When we talk about protection, what do we mean? We have the stats and the studies to show how little protection Black women have when it comes to their bodies, their careers, their emotional and physical wellbeing so what does protection look like—and who gets to define what that protection is? We know that Black women disproportionately experience violence at home, at school, on the job and in their communities. And we've seen enough to know Black women and girls are punished, greatly, for responding to the indignities or violence they meet. So when we say #ProtectBlackWomen, what does that actually look like?
It's funny that the week ended with Will Smith disrupting the Academy Awards telecast by slapping the taste out of Chris Rock’s mouth over an awful joke about Jada Pinkett Smith’s hair. The joke itself wasn't funny, but our reaction to the slap certainly has been comical among other things.
Jada's shaved head is the result of alopecia, an autoimmune disease where the body attacks its hair follicles, leading to hair loss, and Rock opted to ad-lib a joke about her bald head. In a room full of white Hollywood elites he opted to poke at the physical appearance of a Black woman because it was easy. There were about a million jokes sitting on the table about the nominated films that none of us had seen or about any of the wild shit we've endured as people in these crazy times. But Rock opted to go off script and make a dig at Jada by referencing a 25-year-old box office flop when he could have just stuck to the script and made whatever silly quip that had been rehearsed.
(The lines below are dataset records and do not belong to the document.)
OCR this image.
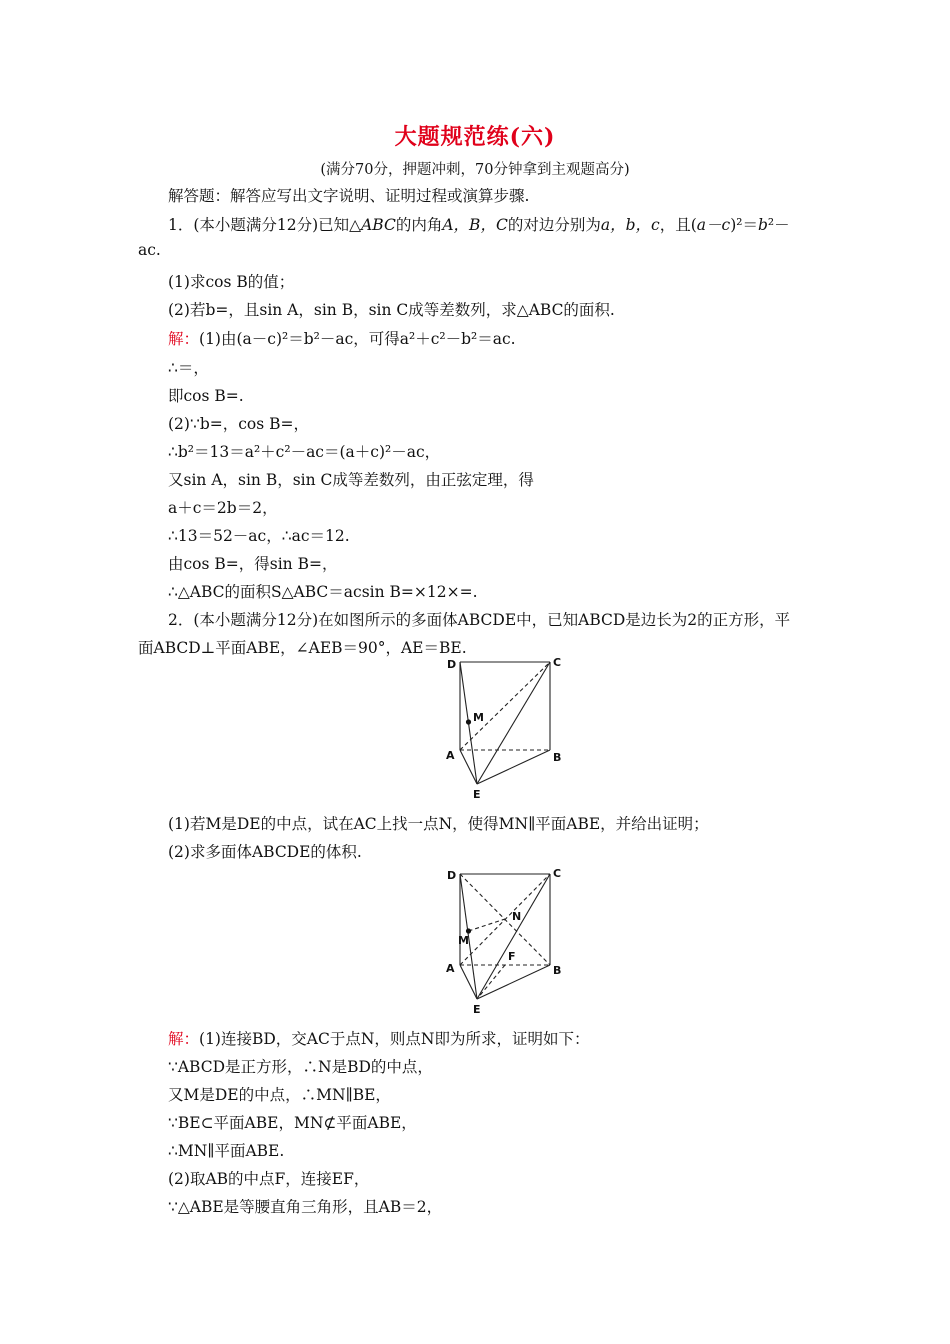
大题规范练(六)
(满分70分，押题冲刺，70分钟拿到主观题高分)
解答题：解答应写出文字说明、证明过程或演算步骤.
1．(本小题满分12分)已知△ABC的内角A，B，C的对边分别为a，b，c，且(a－c)²＝b²－
ac.
(1)求cos B的值；
(2)若b=，且sin A，sin B，sin C成等差数列，求△ABC的面积.
解：(1)由(a－c)²＝b²－ac，可得a²＋c²－b²＝ac.
∴＝，
即cos B=.
(2)∵b=，cos B=，
∴b²＝13＝a²＋c²－ac＝(a＋c)²－ac，
又sin A，sin B，sin C成等差数列，由正弦定理，得
a＋c＝2b＝2，
∴13＝52－ac，∴ac＝12.
由cos B=，得sin B=，
∴△ABC的面积S△ABC＝acsin B=×12×=.
2．(本小题满分12分)在如图所示的多面体ABCDE中，已知ABCD是边长为2的正方形，平
面ABCD⊥平面ABE，∠AEB＝90°，AE＝BE.
D	C
M
A	B
E
(1)若M是DE的中点，试在AC上找一点N，使得MN∥平面ABE，并给出证明；
(2)求多面体ABCDE的体积.
D	C
N
M
A
F
B
E
解：(1)连接BD，交AC于点N，则点N即为所求，证明如下：
∵ABCD是正方形，∴N是BD的中点，
又M是DE的中点，∴MN∥BE，
∵BE⊂平面ABE，MN⊄平面ABE，
∴MN∥平面ABE.
(2)取AB的中点F，连接EF，
∵△ABE是等腰直角三角形，且AB＝2，
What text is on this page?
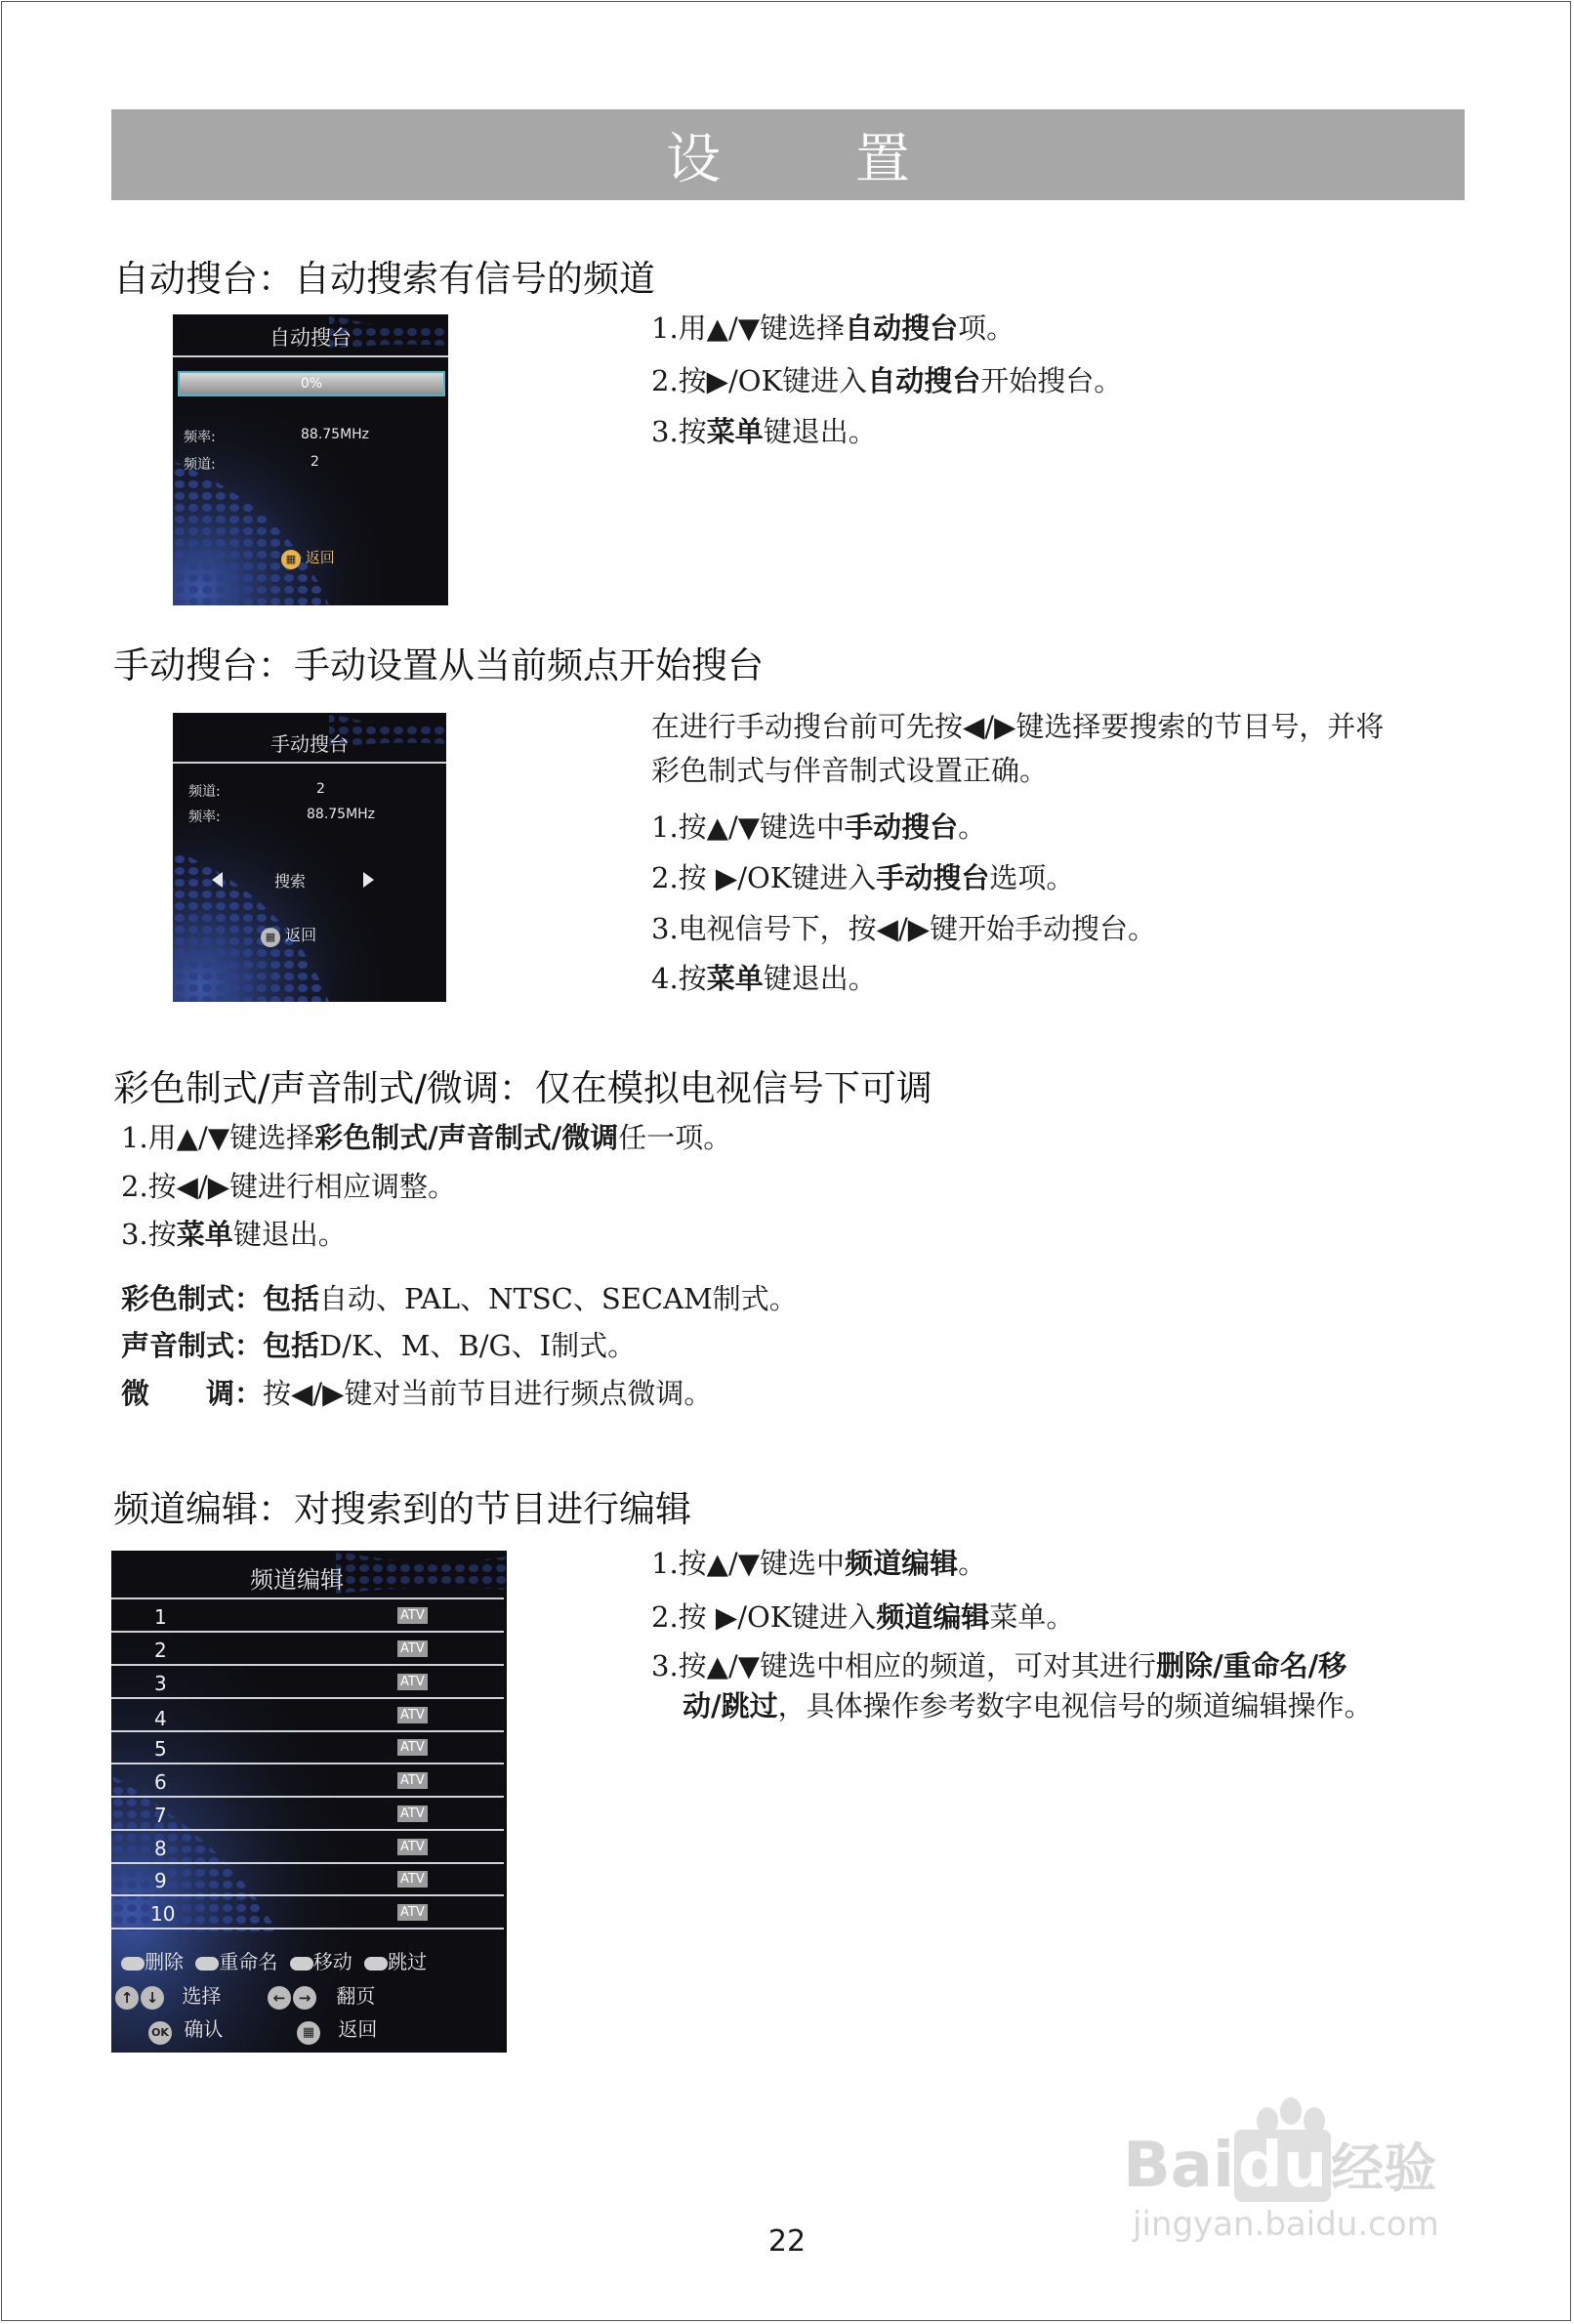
设 置
自动搜台：自动搜索有信号的频道
自动搜台
0%
频率:	88.75MHz
频道:	2
▦ 返回
1.用▲/▼键选择自动搜台项。
2.按▶/OK键进入自动搜台开始搜台。
3.按菜单键退出。
手动搜台：手动设置从当前频点开始搜台
手动搜台
频道:	2
频率:	88.75MHz
搜索
▦ 返回
在进行手动搜台前可先按◀/▶键选择要搜索的节目号，并将
彩色制式与伴音制式设置正确。
1.按▲/▼键选中手动搜台。
2.按 ▶/OK键进入手动搜台选项。
3.电视信号下，按◀/▶键开始手动搜台。
4.按菜单键退出。
彩色制式/声音制式/微调：仅在模拟电视信号下可调
1.用▲/▼键选择彩色制式/声音制式/微调任一项。
2.按◀/▶键进行相应调整。
3.按菜单键退出。
彩色制式：包括自动、PAL、NTSC、SECAM制式。
声音制式：包括D/K、M、B/G、I制式。
微　　调：按◀/▶键对当前节目进行频点微调。
频道编辑：对搜索到的节目进行编辑
频道编辑
1	ATV
2	ATV
3	ATV
4	ATV
5	ATV
6	ATV
7	ATV
8	ATV
9	ATV
10	ATV
删除 重命名 移动 跳过
↑ ↓ 选择	← → 翻页
OK 确认	▦ 返回
1.按▲/▼键选中频道编辑。
2.按 ▶/OK键进入频道编辑菜单。
3.按▲/▼键选中相应的频道，可对其进行删除/重命名/移
动/跳过，具体操作参考数字电视信号的频道编辑操作。
22
Baidu经验
jingyan.baidu.com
Whether or not he had the knowledge of her medical condition isn’t entirely relevant here. This was a man who made a documentary about the history of Black women’s relationship with their hair (2009’s Good Hair) where he looked down on them and his track record of demeaning Black women for the sake of a joke is lengthy enough that many of us didn’t actually mind seeing Pootie Tang get his face rocked Big Willie Style.
I understand the shock of Smith deciding to respond to the violence of Rock’s misogynoir with physical violence won’t be fading from public view anytime soon, but it has been fascinating to see the discourse focus so squarely on the act of the slap itself and the power and class dynamics that allowed the incident to happen on national television without repercussion and not the provocation that led to it.
While we may not like or respect Will’s idea of what protection looked like in that moment, there was something about a Black man holding another Black man accountable over his misogynoir that felt different simply because of how rarely we see it. For so long we’ve seen Black women and girls be denigrated, disrespected and abused by the men in their community without any consequence. Just look at how long it took R. Kelly to face any actual repercussions for his actions.
Listen, I hated to see Will sully his big year and this career milestone but I also hate that a Black man walked onstage and thought he’d get a joke off on a Black woman who was there supporting her husband. Yes Will’s slap was awful and violent, but so was Rock’s slap—and the violence continues in the way there's a complete lack of empathy and compassion for Jada in all of this.
Maybe we’ll actually get around to having a real conversation around protection and what that looks like and why for so many of our women the first time they truly felt an act of public protection came from seeing Will Smith toss all respectability aside and smack the shit out of Chris Rock in the middle of the Oscars. Until we get there, I’ll be thinking about Sen. Cory Booker’s riveting words of affirmation that he extended to Judge Ketanji Brown Jackson during her brutal hearings: “Don’t worry, my sister. Don’t worry. God has got you. How do I know that? Because you’re here and I know what it’s taken for you to sit in that seat.